Dak
mentat
There needs to be the consideration that the "nuclear family" shouldn't be the privileged form of household organization. Sowell assumes that the nuclear family is some sort of secret formula that ensures survival or success. The racist assumption being made, even on Sowell's part (and remember, racism in this instance need not be intentional or individual, but is instead cultural and collective), is that the Euro-American nuclear-familial institution is the best form of household organization and that blacks should conform to it.
During what portion of history were blacks most in accordance with this household model? Well, during Reconstruction of course, and the decades that followed!
Thus, if slavery provided blacks with the discipline necessary to form nuclear families, and history shows that immediately afterwards they all went out and got married, well then... eureka!
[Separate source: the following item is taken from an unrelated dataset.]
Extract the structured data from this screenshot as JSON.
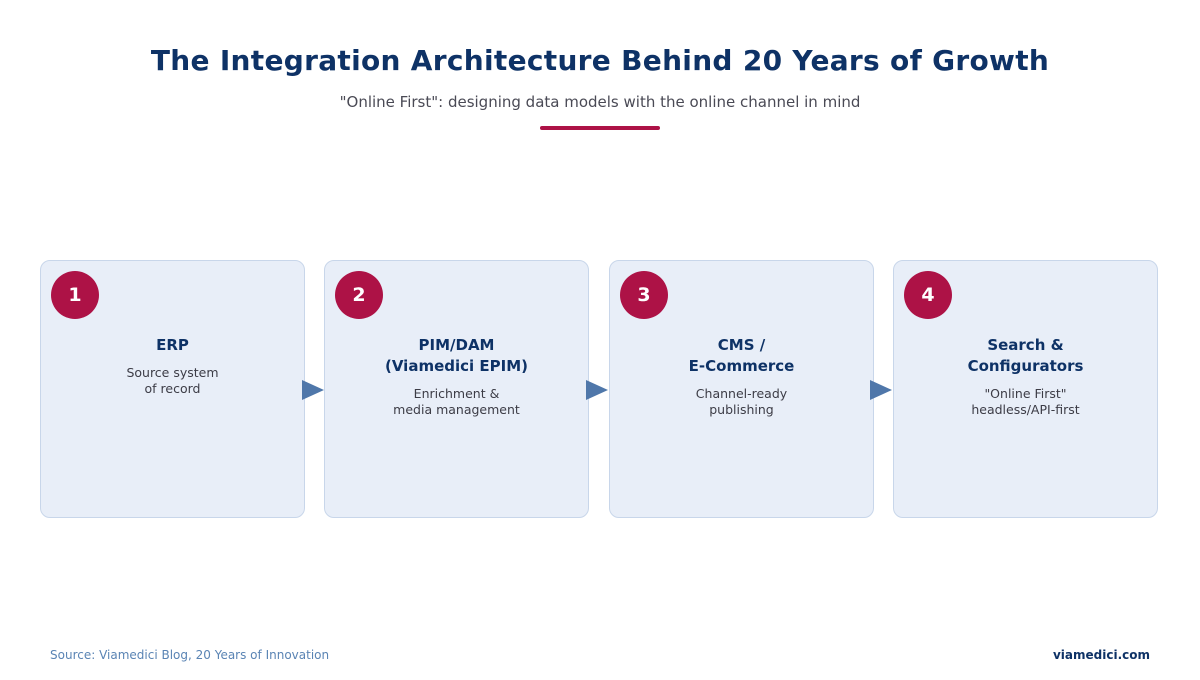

It must be that slavery actually did something good for them. Bear in mind, no one is saying this out loud; but it's the implicit assumption as it derives from the other assumption: i.e. that the nuclear family is the privileged institution that should be pursued.
This is how racism works; it's complicated, it's multi-layered.
You're making a couple of unsubstantiated leaps here. It is not stated nor are there any phrases of implication amongst these (not to say it isn't possible they exist within their entire works, but I haven't seen them) works of Sowell or Williams that slavery did anything good. However, this sort of critique is problematic anyway, since slavery in itself is not homogeneous, nor is/was it homogeneous within the US, and we can that some sorts of slavery were/are worse than others - based on judging individual aspects separately from the whole - which in no way justifies the whole absolutely. If forced: would you have rather been at oars in a Roman galley or a house servant in the Deep South? How about a field hand in the Deep South vs a house servant um, mostly anywhere? How about a feudal peasant vs a US Taxpayer? None of these options are good, but some are better than others.
Now, there is significant correlation within at least the western paradigm of nuclear households and positive outcomes. Whether this is simply culturally contingent or not is rather irrelevant in a practical sense. Sure, one could see positive outcomes without the benefit of the nuclear household even in the west, but it becomes less likely. Maybe the some other structure would render different results in a different system, but we aren't in a different system. The world, for the most part, isn't in a different system. So: a systemic assault on a [racially] based grouping regarding factors significantly correlated with success within the system (rather than trying to change the system) is quite easily chargeable with being racist. On the other hand, saying that the system is racist for encouraging success and being open to integration acts as defense tactic for the former, regardless of intent. It might make the speaker feel good to talk of complications and layers, but it doesn't even remotely begin to help the kid in the projects like a positive father role model would. Of course, the people speaking of complications and layers grew up primarily in nuclear households - generally ensuring their successful positions from which to be concerned with the misty arguable abstracts of layers and complications rather than who loves them and what they are going to eat tomorrow. This isn't aimed at you or your defense specifically, these are the stat-ist-ics.
Of course, there are other household structures that might work (Mormons have seen success with polygamy, and some agricultural cultures have seen success with polyandry), but single parents (mostly moms) living on state handouts has not been a recipe for success anywhere - and that is what has been pushed as the alternative by the above. The nuclear family is certainly privileged vs The United States Substitute Daddy System or x_street_gang. Which is all the Coates of the world have to offer.
EDIT: new Aeon piece isn't saying anything I haven't already thought aboutcool
but... it's still a mighty fun read:
http://aeon.co/magazine/world-views/logic-of-buddhist-philosophy/
Yes this was an interesting read. Needs re-reading.